“Why, you have been eating breakfast for three quarters of a century and ought to know,” I answered.
“I’ve lived just long enough, Doctor, to learn that eating breakfast before working for it is a bad habit that follows civilization.”
“I agree with you there. It is a mere matter of taste after all. As a doctor I eat breakfast before I work, not because it is a bad habit, but because I am a doctor, and must know how it acts in order to be able to treat others who do it. I eat to learn.”
“And I suppose they charged you a dollar for the lesson, for learning how it tasted?”
“No,” I said, “this isn’t a dollar car. Meals are served à la carte. You can get all you want for less than a dollar, unless you have an officious waiter who puts on so much style for you that you feel ashamed to take back what is left of your dollar. If you are a grapefruit faddist your breakfast costs a quarter more. Or if you are rich and don’t know any better you can take sweetened grapefruit, breakfast food smothered with sugar, an omelette with jelly, melted butter on toast, coffee sweetened into syrup, griddle cakes served with honey and milk, and Apollinaris to wash it all down, and can spend a couple of dollars and lay up disease for the future, as the lady and gentleman across from me were doing. I had a fine large piece of broiled white fish, with Saratoga potatoes, cornbread, two cups of coffee and a pitcher of hot milk, all for eighty cents, less than double the price of a common restaurant breakfast.”

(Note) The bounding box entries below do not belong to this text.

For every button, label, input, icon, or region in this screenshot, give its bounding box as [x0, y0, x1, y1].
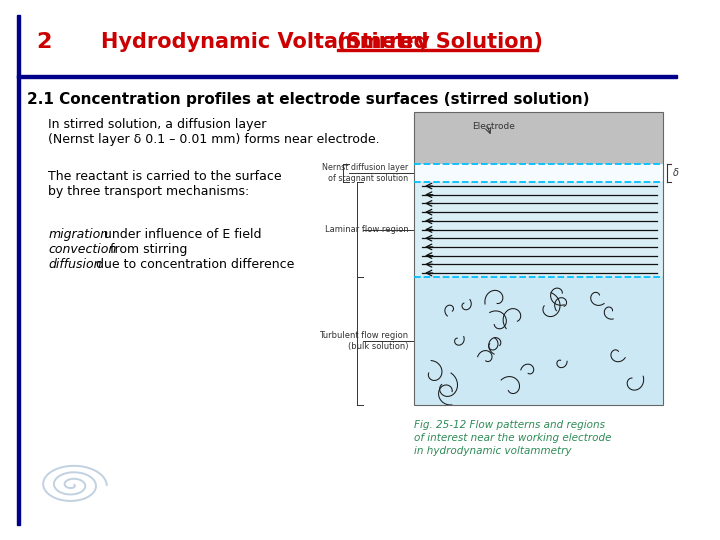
Text: Laminar flow region: Laminar flow region — [325, 225, 408, 234]
Text: under influence of E field: under influence of E field — [100, 228, 261, 241]
Text: by three transport mechanisms:: by three transport mechanisms: — [48, 185, 249, 198]
Text: convection: convection — [48, 243, 117, 256]
Bar — [337, 49, 538, 51]
Bar — [17, 15, 20, 525]
Text: 2: 2 — [37, 32, 52, 52]
Text: Turbulent flow region
(bulk solution): Turbulent flow region (bulk solution) — [320, 332, 408, 350]
Text: migration: migration — [48, 228, 108, 241]
Bar — [414, 182, 663, 277]
Text: Fig. 25-12 Flow patterns and regions: Fig. 25-12 Flow patterns and regions — [414, 420, 606, 430]
Text: from stirring: from stirring — [106, 243, 187, 256]
Text: Nernst diffusion layer
of stagnant solution: Nernst diffusion layer of stagnant solut… — [323, 163, 408, 183]
Text: The reactant is carried to the surface: The reactant is carried to the surface — [48, 170, 282, 183]
Text: δ: δ — [672, 168, 679, 178]
Bar — [17, 75, 678, 78]
Text: diffusion: diffusion — [48, 258, 102, 271]
Bar — [414, 277, 663, 405]
Bar — [414, 112, 663, 164]
Text: 2.1 Concentration profiles at electrode surfaces (stirred solution): 2.1 Concentration profiles at electrode … — [27, 92, 590, 107]
Text: In stirred solution, a diffusion layer: In stirred solution, a diffusion layer — [48, 118, 266, 131]
Bar — [414, 112, 663, 405]
Text: (Nernst layer δ 0.1 – 0.01 mm) forms near electrode.: (Nernst layer δ 0.1 – 0.01 mm) forms nea… — [48, 133, 380, 146]
Text: Hydrodynamic Voltammetry: Hydrodynamic Voltammetry — [102, 32, 437, 52]
Text: due to concentration difference: due to concentration difference — [91, 258, 294, 271]
Text: Electrode: Electrode — [472, 122, 515, 131]
Text: in hydrodynamic voltammetry: in hydrodynamic voltammetry — [414, 446, 572, 456]
Text: (Stirred Solution): (Stirred Solution) — [337, 32, 544, 52]
Text: of interest near the working electrode: of interest near the working electrode — [414, 433, 612, 443]
Bar — [414, 164, 663, 182]
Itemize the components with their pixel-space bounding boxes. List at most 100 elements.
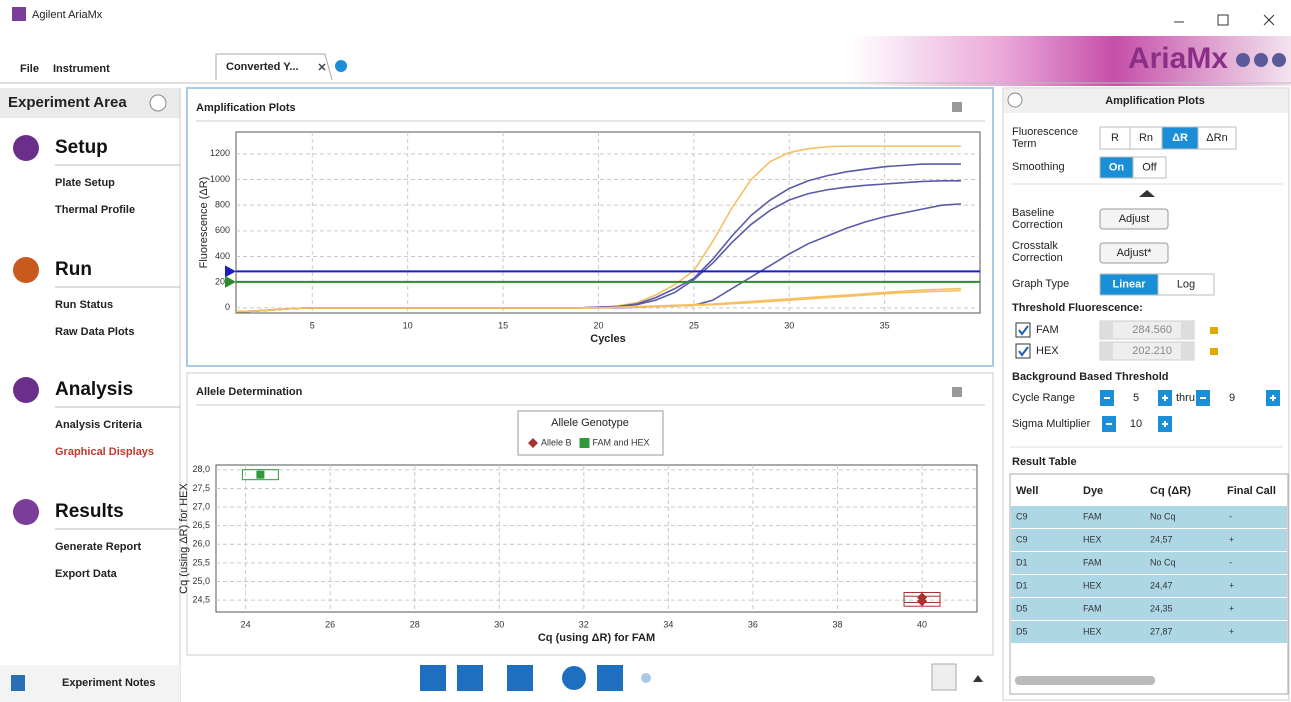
toggle-option-label[interactable]: Linear	[1112, 278, 1146, 290]
y-tick-label: 1000	[210, 174, 230, 184]
column-header: Well	[1016, 485, 1038, 497]
table-row[interactable]	[1011, 506, 1287, 528]
table-cell: 27,87	[1150, 626, 1173, 636]
sidebar-title: Experiment Area	[8, 94, 127, 111]
button-label[interactable]: Adjust*	[1117, 247, 1153, 259]
toggle-option-label[interactable]: On	[1109, 161, 1125, 173]
table-row[interactable]	[1011, 575, 1287, 597]
x-tick-label: 5	[310, 320, 315, 330]
collapse-button[interactable]	[150, 95, 166, 111]
nav-item[interactable]: Graphical Displays	[55, 446, 154, 458]
stepper	[1101, 343, 1113, 359]
x-tick-label: 24	[241, 619, 251, 629]
header-icons[interactable]	[1236, 53, 1286, 67]
plot-area	[236, 132, 980, 313]
threshold-value: 202.210	[1132, 345, 1172, 357]
column-header: Final Call	[1227, 485, 1276, 497]
table-cell: 24,35	[1150, 603, 1173, 613]
section-icon	[13, 135, 39, 161]
brand-logo: AriaMx	[1128, 42, 1228, 75]
table-cell: C9	[1016, 511, 1028, 521]
panel-title: Amplification Plots	[196, 102, 296, 114]
section-title[interactable]: Analysis	[55, 379, 133, 400]
y-tick-label: 27,5	[192, 483, 210, 493]
x-axis-label: Cq (using ΔR) for FAM	[538, 632, 655, 644]
dye-label: HEX	[1036, 345, 1059, 357]
nav-item[interactable]: Raw Data Plots	[55, 326, 134, 338]
setting-label: Fluorescence	[1012, 126, 1078, 138]
checkbox[interactable]	[1016, 323, 1030, 337]
x-tick-label: 40	[917, 619, 927, 629]
table-cell: 24,57	[1150, 534, 1173, 544]
table-cell: HEX	[1083, 534, 1102, 544]
nav-item[interactable]: Analysis Criteria	[55, 419, 143, 431]
setting-label: Crosstalk	[1012, 240, 1058, 252]
setting-label: Sigma Multiplier	[1012, 418, 1091, 430]
table-cell: +	[1229, 580, 1234, 590]
nav-item[interactable]: Thermal Profile	[55, 204, 135, 216]
setting-label: Correction	[1012, 219, 1063, 231]
toggle-option-label[interactable]: ΔRn	[1206, 132, 1227, 144]
dye-label: FAM	[1036, 324, 1059, 336]
y-tick-label: 28,0	[192, 464, 210, 474]
nav-item[interactable]: Generate Report	[55, 541, 142, 553]
x-tick-label: 34	[663, 619, 673, 629]
tab-label[interactable]: Converted Y...	[226, 61, 299, 73]
add-tab[interactable]	[335, 60, 347, 72]
scrollbar[interactable]	[1015, 676, 1155, 685]
toggle-option-label[interactable]: ΔR	[1172, 132, 1188, 144]
nav-item[interactable]: Export Data	[55, 568, 118, 580]
collapse-button[interactable]	[1008, 93, 1022, 107]
x-tick-label: 26	[325, 619, 335, 629]
setting-label: Smoothing	[1012, 161, 1065, 173]
table-cell: HEX	[1083, 626, 1102, 636]
section-title[interactable]: Setup	[55, 137, 108, 158]
y-tick-label: 400	[215, 251, 230, 261]
legend-swatch	[580, 438, 590, 448]
app-icon	[12, 7, 26, 21]
legend-label: FAM and HEX	[593, 437, 650, 447]
checkbox[interactable]	[1016, 344, 1030, 358]
table-cell: No Cq	[1150, 557, 1176, 567]
toggle-option-label[interactable]: Log	[1177, 278, 1195, 290]
app-window: Agilent AriaMx File Instrument Converted Y.…	[0, 0, 1291, 702]
nav-item[interactable]: Run Status	[55, 299, 113, 311]
table-cell: No Cq	[1150, 511, 1176, 521]
menu-item[interactable]: Instrument	[53, 63, 110, 75]
table-row[interactable]	[1011, 529, 1287, 551]
x-tick-label: 32	[579, 619, 589, 629]
table-cell: -	[1229, 557, 1232, 567]
section-title[interactable]: Results	[55, 501, 124, 522]
y-tick-label: 24,5	[192, 594, 210, 604]
table-row[interactable]	[1011, 621, 1287, 643]
x-tick-label: 20	[593, 320, 603, 330]
y-tick-label: 26,5	[192, 520, 210, 530]
y-tick-label: 25,5	[192, 557, 210, 567]
x-tick-label: 30	[494, 619, 504, 629]
section-title[interactable]: Run	[55, 259, 92, 280]
button-label[interactable]: Adjust	[1119, 213, 1150, 225]
nav-item[interactable]: Plate Setup	[55, 177, 115, 189]
toggle-option-label[interactable]: Off	[1142, 161, 1157, 173]
table-row[interactable]	[1011, 552, 1287, 574]
input-value: 5	[1133, 392, 1139, 404]
y-axis-label: Fluorescence (ΔR)	[198, 177, 210, 269]
section-label: Threshold Fluorescence:	[1012, 302, 1143, 314]
settings-title: Amplification Plots	[1105, 95, 1205, 107]
data-point[interactable]	[256, 471, 264, 479]
stepper	[1181, 343, 1193, 359]
section-label: Background Based Threshold	[1012, 371, 1168, 383]
section-icon	[13, 499, 39, 525]
table-row[interactable]	[1011, 598, 1287, 620]
setting-label: thru	[1176, 392, 1195, 404]
table-cell: +	[1229, 626, 1234, 636]
x-tick-label: 10	[403, 320, 413, 330]
menu-item[interactable]: File	[20, 63, 39, 75]
notes-label[interactable]: Experiment Notes	[62, 677, 156, 689]
section-icon	[13, 377, 39, 403]
toggle-option-label[interactable]: R	[1111, 132, 1119, 144]
toggle-option-label[interactable]: Rn	[1139, 132, 1153, 144]
table-cell: FAM	[1083, 603, 1102, 613]
window-title: Agilent AriaMx	[32, 9, 103, 21]
x-tick-label: 15	[498, 320, 508, 330]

“You have to pay something to keep the wheels going around,” he remarked.
“Yes, and for the comfort and convenience,” I answered. “It’s worth it. You can get chops for fifty cents, a tenderloin steak for sixty-five cents, or eggs for twenty cents.”
The old man’s eyes opened wider and he began to swallow saliva as I continued:
“They have a fine list of specials on the bill of fare this morning: Spanish omelette, hashed chicken with poached eggs, shad’s roe with bacon, and a lot of dainty dishes at popular prices.”
He put down his cigar and said, “I say, stranger, I’m getting hungry for something good to eat, even if I don’t know what tastes good. I believe I’ll go in and try it.”